Fred Kagan of Neocon Central, better known as the American Enterprise Institute (AEI), is credited with being one of the main intellectual godfather's of McCain's Iraq escalation project, The Surge. He's just issued a new, lenghty manifesto about why the antiwar movement is evil and in league with Hell: Why Iraq Matters: Talking back to antiwar-party talking points National Review Online 04/07/08.
The greatest specialty of the neocons is their talent for invective. I don't call them "Trotskyists" as some of the Old Right isolationist types do. But 1930s Troskyism and the hair-splitting sectarian disputes that went with it is part of the bedrock intellectual foundation of neoconservatism. The more orthodox Marxists may have had a point even in the 1930s when it accused Troskyism of being reactionary ideology in Marxist disguise. But I won't go there in this post.
In Kagan's first three paragraphs, he set the stage with favorite Republican and neocon images of scorn and "truisms" of dubious historical foundation. Like: War opponents are "hyper-sophisticates" (unlike down-home good ole boys like Fred Kagan and William Kristol); the wicked left forced the US to "lose" the Vietnam War; these hyper-sophisticates have offered their devious arguments "during every major conflict" the US has had (meaning that some of us war critics possess a remarkable longetivity); the "American foreign-policy and intellectual establishment" opposes the Iraq War (standard posturing for rightwingers who like to imagine themselves as bold rebels against "political correctness" but not entirely wrong in this case as the Iraq Study Group report in 2006 showed); winning and losing are clear-cut alternatives in the Iraq War; if war critics aren't totally confident they can predict what the Middle East will look like 50 years from now we should just shut the hell up; the war critics are so devious and slippery that they change their criticisms when conditions change during the course of this particular Long War; war opponents are gleeful when the Bad People kill the Good People; and, of course, we war opponents are all trembling Neville Chamberlains who refuse the higher wisdom of Churchillian leaders like Fred Kagan.

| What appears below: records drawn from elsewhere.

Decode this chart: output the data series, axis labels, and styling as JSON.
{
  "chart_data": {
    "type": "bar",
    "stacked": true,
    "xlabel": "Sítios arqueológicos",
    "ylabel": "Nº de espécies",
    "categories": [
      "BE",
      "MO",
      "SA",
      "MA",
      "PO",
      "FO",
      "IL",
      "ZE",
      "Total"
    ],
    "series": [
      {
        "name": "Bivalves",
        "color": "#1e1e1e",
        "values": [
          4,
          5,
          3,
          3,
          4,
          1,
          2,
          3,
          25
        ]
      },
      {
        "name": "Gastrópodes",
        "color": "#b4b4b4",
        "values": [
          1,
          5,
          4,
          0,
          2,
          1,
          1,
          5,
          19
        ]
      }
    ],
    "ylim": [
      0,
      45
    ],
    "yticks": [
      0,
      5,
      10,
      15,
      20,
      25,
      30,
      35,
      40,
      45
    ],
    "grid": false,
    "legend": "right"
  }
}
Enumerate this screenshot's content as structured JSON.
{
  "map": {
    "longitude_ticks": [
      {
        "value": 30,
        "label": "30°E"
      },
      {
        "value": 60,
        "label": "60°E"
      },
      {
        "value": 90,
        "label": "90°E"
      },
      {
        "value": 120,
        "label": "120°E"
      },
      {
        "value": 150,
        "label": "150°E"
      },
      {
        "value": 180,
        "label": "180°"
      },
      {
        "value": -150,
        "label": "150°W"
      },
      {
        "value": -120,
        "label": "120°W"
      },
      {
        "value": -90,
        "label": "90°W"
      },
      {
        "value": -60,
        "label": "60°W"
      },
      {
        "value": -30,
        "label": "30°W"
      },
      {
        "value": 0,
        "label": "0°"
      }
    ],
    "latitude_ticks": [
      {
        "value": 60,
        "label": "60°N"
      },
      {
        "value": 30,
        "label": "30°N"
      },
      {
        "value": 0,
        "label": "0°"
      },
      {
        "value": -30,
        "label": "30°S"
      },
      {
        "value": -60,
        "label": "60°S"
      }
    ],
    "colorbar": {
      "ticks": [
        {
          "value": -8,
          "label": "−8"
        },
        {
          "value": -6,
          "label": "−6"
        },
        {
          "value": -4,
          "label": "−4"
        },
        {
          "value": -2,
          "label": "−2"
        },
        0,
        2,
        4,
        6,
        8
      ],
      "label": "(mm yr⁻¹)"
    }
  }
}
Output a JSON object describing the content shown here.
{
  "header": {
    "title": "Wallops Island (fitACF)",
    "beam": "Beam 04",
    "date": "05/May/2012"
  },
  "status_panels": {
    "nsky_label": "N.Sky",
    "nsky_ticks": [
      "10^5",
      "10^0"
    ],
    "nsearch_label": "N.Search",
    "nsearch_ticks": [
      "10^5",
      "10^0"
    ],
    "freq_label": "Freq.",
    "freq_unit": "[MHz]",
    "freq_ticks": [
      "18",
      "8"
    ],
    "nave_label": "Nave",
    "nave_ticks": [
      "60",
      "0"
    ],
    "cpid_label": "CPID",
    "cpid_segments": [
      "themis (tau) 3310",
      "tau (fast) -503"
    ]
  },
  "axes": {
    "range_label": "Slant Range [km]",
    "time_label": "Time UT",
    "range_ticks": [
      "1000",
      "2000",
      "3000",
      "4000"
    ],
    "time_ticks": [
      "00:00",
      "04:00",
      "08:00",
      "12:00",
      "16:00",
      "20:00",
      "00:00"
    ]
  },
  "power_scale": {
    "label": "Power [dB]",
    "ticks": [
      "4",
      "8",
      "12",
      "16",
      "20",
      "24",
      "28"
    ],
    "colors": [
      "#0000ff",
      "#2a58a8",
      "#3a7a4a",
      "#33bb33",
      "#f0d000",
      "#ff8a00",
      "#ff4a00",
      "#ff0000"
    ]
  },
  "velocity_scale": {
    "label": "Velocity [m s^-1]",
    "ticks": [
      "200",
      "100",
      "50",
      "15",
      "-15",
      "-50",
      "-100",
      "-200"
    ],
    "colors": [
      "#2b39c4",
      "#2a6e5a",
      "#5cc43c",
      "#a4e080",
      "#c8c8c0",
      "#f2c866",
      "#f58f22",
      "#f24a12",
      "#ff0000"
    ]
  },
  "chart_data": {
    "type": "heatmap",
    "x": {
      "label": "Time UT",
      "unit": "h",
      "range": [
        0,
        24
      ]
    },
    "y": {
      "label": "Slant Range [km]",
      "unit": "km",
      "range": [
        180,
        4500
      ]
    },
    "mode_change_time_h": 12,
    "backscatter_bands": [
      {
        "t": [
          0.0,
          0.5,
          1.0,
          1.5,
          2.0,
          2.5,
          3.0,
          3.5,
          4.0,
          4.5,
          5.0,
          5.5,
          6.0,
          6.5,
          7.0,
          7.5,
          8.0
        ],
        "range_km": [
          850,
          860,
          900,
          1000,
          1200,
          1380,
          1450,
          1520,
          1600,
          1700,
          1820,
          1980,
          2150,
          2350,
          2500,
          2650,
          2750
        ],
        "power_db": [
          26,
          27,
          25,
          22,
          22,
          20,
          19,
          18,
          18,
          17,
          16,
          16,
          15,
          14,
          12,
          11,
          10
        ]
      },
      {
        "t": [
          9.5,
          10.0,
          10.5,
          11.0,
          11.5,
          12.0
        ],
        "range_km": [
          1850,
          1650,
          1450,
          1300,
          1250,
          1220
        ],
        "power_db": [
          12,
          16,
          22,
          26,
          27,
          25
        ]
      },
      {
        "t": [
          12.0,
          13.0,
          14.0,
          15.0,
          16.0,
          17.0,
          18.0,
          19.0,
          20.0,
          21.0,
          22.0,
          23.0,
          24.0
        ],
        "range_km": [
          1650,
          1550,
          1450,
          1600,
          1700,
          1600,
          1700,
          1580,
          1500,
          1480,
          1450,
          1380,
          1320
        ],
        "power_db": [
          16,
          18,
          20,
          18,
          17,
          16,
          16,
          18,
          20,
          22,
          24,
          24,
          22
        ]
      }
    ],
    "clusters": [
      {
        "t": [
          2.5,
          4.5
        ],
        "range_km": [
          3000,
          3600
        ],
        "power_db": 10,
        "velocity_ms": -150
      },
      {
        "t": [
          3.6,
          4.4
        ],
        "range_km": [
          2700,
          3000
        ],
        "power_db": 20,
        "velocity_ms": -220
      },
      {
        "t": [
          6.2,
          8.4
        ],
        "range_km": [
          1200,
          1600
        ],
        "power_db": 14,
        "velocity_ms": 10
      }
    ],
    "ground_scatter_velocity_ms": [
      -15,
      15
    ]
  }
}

If these sound like debating points, they are.
And that's a big problem with an awful lot of neocon writing on foreign policy. It's long on polemics, short on analysis - and often not very scrupulous about facts.
One thing I see in Freddie's debating points is that he's nervous about war opponents emphasizing the swelling cost of the neocon's merry little adventure in Mesopotamia. Military spending is a much lower percentage of the GDP and the federal budget than it once was, both of which I think are true though I would never assume Freddie's statistics in a polemic like this were reliable.
He makes a point that's remarkable for its ditsiness: The US presence in the Middle East doesn't cause oil supplies to go up. Because it's conflict and instability in the Middle East that cause oil prices to go up. Therefore our war in Iraq has nothing to do with it! I should be fair, though, and assume that Freddie has only been listening to people who say that the physical presence of human being with American passports in Iraq is what's causing oil prices to rise. It somehow may not have registered with him that war critics are usually referring to the war that the Cheney-Bush administration initiated in Iraq as what is affecting oil prices.
All that hippie stuff of worrying about what other things might be done with the money actually being spent on the war is incomprehensible to Freddie. If there weren't a war we would have to spend all that money on other military stuff. Why, he says, "the Air Force is just about at the bake-sell level [i.e., needing to hold bake sales to raise money] thanks to consistent underspending on defense since 1991". Wow! Who knew? We sure wouldn't want Al Qa'ida high-tech air force attacking us tomorrow, would we?
That brings us up to page 4 of 9, and suddently I feel a severe attack of narcolepsy coming on. Or maybe it's just mega-boredom. After that it descends into setting up straw-man talking points and knocking them brilliantly down.
You know, with all that has been said and written about the Iraq War, you would think that Freddie could have found some actual war opponents to quote on their points. But I only caught one passing reference to one of Barack Obama's criticisms in this nine-page diatribe. Gee, with 60% or so of the public saying they want to US out of Iraq, you would think he could have gotten a few actual arguments from actual war opponents. Shoot, he could have just picked people randomly on the street of any city and found some.
But it is a marvel to behold how neocons can instantly change the subject to the Second World War and make some goofy analogy to support their argument of the moment. It may not make jack for sense. But somehow it lets us imagine we're fighting the Good War, not a nasty, hopeless little colonial-type war in Iraq.
What's even more impressive, in a shake-your-head-in-amazement kind of way, is how Freddie views everything that happens in Iraq as a victory for Our Side. It's all good for Freddie.